Make maxNodeStartupTime configurable #8543

lxuan94-pp · 2025-09-16T23:55:30Z

What type of PR is this?

/kind feature

What this PR does / why we need it:

This PR introduces a new configurable flag --max-node-startup-time to the Cluster Autoscaler, which is currently hard-coded to 15 minutes in clusterstate.go. Similar to the existing --max-node-provision-time flag, this allows users to configure the maximum time the autoscaler should wait for a node to transition from registered to ready, providing more flexibility in environments where node readiness may vary due to image size, initialization scripts, or network conditions.

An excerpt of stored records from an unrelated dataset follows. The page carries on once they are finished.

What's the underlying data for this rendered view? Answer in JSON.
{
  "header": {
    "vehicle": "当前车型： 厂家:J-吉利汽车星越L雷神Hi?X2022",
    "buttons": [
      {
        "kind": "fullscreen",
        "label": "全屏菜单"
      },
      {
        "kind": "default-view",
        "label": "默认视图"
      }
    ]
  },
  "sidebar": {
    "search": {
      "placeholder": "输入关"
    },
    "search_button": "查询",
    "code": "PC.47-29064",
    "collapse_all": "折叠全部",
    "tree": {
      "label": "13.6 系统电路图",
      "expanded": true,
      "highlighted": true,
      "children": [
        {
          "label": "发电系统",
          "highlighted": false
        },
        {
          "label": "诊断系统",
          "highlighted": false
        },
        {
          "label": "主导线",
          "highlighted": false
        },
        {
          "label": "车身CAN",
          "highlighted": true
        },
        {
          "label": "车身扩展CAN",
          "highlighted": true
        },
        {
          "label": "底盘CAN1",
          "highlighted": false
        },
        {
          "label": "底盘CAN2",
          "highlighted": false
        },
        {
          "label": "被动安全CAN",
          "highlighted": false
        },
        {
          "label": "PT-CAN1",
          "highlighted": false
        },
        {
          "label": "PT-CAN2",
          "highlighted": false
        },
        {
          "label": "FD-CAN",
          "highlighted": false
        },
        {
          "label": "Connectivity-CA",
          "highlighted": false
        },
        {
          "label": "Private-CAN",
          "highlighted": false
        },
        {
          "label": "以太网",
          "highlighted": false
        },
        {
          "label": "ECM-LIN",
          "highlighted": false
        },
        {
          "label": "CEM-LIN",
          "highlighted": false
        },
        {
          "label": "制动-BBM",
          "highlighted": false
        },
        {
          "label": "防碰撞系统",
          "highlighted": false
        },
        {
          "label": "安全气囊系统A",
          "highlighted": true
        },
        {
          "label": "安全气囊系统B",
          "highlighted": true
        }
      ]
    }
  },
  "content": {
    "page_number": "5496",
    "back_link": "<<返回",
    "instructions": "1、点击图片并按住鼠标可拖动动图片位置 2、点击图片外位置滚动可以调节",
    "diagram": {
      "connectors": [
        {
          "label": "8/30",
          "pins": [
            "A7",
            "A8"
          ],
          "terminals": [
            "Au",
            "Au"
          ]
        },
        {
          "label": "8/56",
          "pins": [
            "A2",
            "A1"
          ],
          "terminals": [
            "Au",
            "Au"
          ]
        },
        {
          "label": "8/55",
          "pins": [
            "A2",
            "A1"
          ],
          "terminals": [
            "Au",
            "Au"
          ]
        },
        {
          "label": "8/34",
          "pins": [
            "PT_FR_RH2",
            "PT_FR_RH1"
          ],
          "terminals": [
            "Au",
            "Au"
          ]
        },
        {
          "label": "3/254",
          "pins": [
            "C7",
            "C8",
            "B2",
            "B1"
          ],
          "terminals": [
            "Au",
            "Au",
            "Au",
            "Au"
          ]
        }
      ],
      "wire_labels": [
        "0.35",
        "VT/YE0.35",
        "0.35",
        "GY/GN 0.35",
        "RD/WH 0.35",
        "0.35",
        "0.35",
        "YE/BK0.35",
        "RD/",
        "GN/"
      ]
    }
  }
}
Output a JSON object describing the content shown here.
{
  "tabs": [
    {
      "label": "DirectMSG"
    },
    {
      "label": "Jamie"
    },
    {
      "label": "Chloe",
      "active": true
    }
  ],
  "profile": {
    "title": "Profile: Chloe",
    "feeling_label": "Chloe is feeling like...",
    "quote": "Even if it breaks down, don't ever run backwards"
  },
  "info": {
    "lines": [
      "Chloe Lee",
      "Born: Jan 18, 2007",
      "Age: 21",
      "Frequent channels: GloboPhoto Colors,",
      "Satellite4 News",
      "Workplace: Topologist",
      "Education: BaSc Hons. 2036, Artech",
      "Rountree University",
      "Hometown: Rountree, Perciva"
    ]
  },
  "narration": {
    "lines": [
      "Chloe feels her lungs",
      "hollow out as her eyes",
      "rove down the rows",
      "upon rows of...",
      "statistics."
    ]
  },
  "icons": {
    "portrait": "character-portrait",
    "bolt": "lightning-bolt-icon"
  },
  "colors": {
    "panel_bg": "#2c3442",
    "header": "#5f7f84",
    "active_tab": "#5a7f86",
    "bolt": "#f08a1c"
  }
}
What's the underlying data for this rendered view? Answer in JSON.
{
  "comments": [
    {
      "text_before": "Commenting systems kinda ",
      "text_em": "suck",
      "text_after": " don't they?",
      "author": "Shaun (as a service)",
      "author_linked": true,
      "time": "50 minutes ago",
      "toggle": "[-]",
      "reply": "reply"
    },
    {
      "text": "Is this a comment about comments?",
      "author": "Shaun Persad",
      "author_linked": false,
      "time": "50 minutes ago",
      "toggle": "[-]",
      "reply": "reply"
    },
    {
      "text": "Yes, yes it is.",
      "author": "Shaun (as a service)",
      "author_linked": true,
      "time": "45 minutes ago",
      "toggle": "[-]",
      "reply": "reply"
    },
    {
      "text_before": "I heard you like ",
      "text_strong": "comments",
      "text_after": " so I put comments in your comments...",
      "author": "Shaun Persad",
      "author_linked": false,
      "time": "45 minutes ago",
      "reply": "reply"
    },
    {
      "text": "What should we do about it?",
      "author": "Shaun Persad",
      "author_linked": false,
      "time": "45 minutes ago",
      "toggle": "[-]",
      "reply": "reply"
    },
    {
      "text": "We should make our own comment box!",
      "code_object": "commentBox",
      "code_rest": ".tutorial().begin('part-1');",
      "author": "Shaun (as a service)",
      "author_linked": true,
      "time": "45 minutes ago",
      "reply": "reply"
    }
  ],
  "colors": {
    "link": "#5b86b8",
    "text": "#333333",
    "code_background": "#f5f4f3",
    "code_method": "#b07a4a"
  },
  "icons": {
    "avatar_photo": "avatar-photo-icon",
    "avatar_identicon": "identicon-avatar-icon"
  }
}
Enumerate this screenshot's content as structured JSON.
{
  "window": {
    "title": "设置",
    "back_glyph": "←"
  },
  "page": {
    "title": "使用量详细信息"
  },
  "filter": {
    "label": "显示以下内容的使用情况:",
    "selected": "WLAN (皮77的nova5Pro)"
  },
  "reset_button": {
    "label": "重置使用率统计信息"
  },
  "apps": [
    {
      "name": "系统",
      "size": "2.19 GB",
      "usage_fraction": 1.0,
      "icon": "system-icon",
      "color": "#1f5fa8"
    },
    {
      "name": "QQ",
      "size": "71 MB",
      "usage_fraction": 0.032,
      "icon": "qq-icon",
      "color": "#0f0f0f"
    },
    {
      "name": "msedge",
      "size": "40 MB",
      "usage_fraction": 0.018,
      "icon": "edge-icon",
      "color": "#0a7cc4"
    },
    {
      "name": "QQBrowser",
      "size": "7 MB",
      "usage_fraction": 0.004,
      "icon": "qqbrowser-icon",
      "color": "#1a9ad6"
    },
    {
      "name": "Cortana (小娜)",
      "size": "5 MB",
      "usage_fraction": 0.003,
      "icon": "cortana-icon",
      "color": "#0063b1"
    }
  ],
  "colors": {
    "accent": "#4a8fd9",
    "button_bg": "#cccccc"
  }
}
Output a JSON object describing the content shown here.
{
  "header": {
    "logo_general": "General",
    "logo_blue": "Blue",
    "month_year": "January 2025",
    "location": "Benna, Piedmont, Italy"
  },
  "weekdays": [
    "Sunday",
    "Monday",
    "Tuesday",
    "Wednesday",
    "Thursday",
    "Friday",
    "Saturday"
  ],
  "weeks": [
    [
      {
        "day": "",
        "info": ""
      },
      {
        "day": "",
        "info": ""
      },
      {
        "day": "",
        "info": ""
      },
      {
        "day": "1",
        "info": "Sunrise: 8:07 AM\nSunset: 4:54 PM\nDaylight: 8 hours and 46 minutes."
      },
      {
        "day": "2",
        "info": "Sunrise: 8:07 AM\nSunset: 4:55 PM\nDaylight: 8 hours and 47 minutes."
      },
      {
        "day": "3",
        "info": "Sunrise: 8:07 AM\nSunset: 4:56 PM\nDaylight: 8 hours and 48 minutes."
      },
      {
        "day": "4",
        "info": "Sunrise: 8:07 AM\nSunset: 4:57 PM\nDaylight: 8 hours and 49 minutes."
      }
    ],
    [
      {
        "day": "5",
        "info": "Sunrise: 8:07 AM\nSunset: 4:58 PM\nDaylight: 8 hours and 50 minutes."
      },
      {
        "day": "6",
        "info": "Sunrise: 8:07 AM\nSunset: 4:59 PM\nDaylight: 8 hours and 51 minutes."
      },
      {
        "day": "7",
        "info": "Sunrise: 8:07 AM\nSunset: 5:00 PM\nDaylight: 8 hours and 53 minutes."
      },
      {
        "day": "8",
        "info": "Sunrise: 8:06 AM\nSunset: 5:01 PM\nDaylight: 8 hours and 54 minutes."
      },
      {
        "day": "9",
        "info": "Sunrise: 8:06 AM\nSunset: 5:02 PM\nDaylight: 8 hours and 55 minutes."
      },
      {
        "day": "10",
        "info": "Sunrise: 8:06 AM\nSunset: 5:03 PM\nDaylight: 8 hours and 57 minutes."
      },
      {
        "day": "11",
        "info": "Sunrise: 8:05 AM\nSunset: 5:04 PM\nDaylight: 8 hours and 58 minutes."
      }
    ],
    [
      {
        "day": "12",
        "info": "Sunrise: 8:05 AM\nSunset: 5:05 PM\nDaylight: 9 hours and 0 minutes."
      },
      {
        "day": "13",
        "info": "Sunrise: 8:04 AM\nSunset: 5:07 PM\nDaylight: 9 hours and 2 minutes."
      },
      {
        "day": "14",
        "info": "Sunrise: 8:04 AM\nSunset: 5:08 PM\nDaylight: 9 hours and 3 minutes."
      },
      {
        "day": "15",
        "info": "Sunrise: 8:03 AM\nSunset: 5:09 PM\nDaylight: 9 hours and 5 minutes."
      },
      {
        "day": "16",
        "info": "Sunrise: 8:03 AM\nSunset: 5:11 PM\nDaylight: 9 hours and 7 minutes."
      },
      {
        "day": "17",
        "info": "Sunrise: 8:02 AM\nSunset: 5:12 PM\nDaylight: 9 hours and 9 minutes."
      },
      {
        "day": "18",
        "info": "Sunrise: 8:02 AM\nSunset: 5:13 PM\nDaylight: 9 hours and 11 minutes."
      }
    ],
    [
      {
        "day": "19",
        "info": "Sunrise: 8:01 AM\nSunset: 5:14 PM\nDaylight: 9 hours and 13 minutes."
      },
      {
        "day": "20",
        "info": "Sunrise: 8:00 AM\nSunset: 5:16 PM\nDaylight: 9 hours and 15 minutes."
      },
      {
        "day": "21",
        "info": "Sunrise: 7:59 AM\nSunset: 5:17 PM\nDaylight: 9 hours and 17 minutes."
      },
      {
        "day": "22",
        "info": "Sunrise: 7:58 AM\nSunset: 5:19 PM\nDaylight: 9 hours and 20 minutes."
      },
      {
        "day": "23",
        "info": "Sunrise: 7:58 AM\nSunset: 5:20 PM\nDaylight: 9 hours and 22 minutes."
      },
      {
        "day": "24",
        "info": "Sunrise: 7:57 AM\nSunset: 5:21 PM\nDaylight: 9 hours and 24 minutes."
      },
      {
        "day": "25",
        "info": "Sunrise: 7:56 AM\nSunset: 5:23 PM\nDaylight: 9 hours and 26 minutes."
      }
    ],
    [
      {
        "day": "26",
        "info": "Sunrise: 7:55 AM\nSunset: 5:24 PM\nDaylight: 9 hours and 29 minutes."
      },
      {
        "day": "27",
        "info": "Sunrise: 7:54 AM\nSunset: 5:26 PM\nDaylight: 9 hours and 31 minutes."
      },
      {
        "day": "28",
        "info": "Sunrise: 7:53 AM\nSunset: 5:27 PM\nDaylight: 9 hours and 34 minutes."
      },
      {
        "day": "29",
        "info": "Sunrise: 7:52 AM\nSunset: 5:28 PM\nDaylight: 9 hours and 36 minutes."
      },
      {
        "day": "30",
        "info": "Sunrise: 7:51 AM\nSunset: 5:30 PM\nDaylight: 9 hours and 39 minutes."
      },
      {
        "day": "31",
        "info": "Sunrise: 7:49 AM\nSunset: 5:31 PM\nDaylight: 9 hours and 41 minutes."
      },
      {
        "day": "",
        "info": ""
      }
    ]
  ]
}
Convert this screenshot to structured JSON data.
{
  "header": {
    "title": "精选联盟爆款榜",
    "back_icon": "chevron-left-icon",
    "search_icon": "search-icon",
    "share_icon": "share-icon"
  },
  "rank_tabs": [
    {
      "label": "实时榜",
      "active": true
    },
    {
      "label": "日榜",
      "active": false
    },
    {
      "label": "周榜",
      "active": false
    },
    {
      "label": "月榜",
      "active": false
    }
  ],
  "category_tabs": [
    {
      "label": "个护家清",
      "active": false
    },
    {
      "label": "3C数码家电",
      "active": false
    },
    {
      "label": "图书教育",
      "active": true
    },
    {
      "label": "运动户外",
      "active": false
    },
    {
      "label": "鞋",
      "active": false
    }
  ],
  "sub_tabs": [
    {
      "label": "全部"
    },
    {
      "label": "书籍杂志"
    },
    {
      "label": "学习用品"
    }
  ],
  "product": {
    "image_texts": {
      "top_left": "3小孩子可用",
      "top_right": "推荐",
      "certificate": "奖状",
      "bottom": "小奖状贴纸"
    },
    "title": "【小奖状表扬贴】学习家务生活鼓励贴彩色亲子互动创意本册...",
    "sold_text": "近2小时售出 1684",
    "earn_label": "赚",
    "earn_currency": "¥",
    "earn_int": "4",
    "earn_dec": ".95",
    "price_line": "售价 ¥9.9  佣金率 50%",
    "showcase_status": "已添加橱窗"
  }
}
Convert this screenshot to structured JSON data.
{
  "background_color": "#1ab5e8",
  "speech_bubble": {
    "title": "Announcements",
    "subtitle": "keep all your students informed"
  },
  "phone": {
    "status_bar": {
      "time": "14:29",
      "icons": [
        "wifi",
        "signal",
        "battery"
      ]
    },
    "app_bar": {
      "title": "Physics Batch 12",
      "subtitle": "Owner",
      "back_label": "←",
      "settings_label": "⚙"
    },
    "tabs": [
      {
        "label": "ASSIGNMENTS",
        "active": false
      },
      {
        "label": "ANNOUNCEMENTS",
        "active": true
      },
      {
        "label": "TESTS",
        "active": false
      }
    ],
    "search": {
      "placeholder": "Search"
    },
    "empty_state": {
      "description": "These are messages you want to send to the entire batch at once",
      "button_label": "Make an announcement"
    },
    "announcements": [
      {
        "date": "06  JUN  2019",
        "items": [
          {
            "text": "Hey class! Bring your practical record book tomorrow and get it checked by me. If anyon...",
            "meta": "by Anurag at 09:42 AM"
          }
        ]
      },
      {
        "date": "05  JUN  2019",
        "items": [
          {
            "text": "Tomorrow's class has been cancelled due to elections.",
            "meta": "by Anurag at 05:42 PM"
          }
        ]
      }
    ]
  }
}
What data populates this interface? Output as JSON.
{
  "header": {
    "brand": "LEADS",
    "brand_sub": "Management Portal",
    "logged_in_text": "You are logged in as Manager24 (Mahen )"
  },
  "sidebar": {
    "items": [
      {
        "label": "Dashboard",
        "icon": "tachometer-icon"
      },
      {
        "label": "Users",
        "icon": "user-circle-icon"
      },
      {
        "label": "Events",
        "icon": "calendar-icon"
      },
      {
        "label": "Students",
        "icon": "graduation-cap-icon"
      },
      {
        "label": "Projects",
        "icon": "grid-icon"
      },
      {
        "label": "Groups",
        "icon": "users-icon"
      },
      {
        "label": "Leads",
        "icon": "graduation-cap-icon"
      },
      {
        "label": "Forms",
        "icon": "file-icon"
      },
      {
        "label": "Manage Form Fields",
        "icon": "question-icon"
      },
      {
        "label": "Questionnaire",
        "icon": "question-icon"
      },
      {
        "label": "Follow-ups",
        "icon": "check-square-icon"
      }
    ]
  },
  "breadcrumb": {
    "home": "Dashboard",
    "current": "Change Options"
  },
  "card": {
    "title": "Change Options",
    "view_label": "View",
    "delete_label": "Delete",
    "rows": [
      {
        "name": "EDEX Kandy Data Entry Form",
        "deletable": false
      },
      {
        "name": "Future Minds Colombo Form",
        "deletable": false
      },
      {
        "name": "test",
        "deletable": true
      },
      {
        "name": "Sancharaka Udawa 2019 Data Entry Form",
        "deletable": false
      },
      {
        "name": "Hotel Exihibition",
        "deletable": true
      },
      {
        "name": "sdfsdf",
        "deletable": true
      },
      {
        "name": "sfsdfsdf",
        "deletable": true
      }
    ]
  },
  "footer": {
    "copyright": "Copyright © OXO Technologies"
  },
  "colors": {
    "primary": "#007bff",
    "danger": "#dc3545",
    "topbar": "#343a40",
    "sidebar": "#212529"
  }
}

Which issue(s) this PR fixes:

NA

Special notes for your reviewer:

The new flag is consistent with existing time-based configuration flags.
Default behavior remains unchanged unless the new flag is set(fallback to 15mins hard-coded value if not set).
Helps operators tune autoscaler behavior for different environments
This feature has been tested on an OCI provider cluster

Does this PR introduce a user-facing change?

Yes
If yes, a release note is required:
Enter your extended release note in the block below. If the PR requires additional action from users switching to the new release, include the string "action required".

For more information on release notes see: https://git.k8s.io/community/contributors/guide/release-notes.md
-->

Cluster Autoscaler now supports a new flag `--max-node-startup-time` to configure the maximum wait time for a node to become ready.

Additional documentation e.g., KEPs (Kubernetes Enhancement Proposals), usage docs, etc.:

linux-foundation-easycla · 2025-09-16T23:55:36Z

The committers listed above are authorized under a signed CLA.

✅ login: lxuan94-pp / name: Xuan Liu (2f60c03, 5b573a6)

k8s-ci-robot · 2025-09-16T23:55:38Z

Welcome @lxuan94-pp!

It looks like this is your first PR to kubernetes/autoscaler 🎉. Please refer to our pull request process documentation to help your PR have a smooth ride to approval.

You will be prompted by a bot to use commands during the review process. Do not be afraid to follow the prompts! It is okay to experiment. Here is the bot commands documentation.

You can also check if kubernetes/autoscaler has its own contribution guidelines.

You may want to refer to our testing guide if you run into trouble with your tests not passing.

If you are having difficulty getting your pull request seen, please follow the recommended escalation practices. Also, for tips and tricks in the contribution process you may want to read the Kubernetes contributor cheat sheet. We want to make sure your contribution gets all the attention it needs!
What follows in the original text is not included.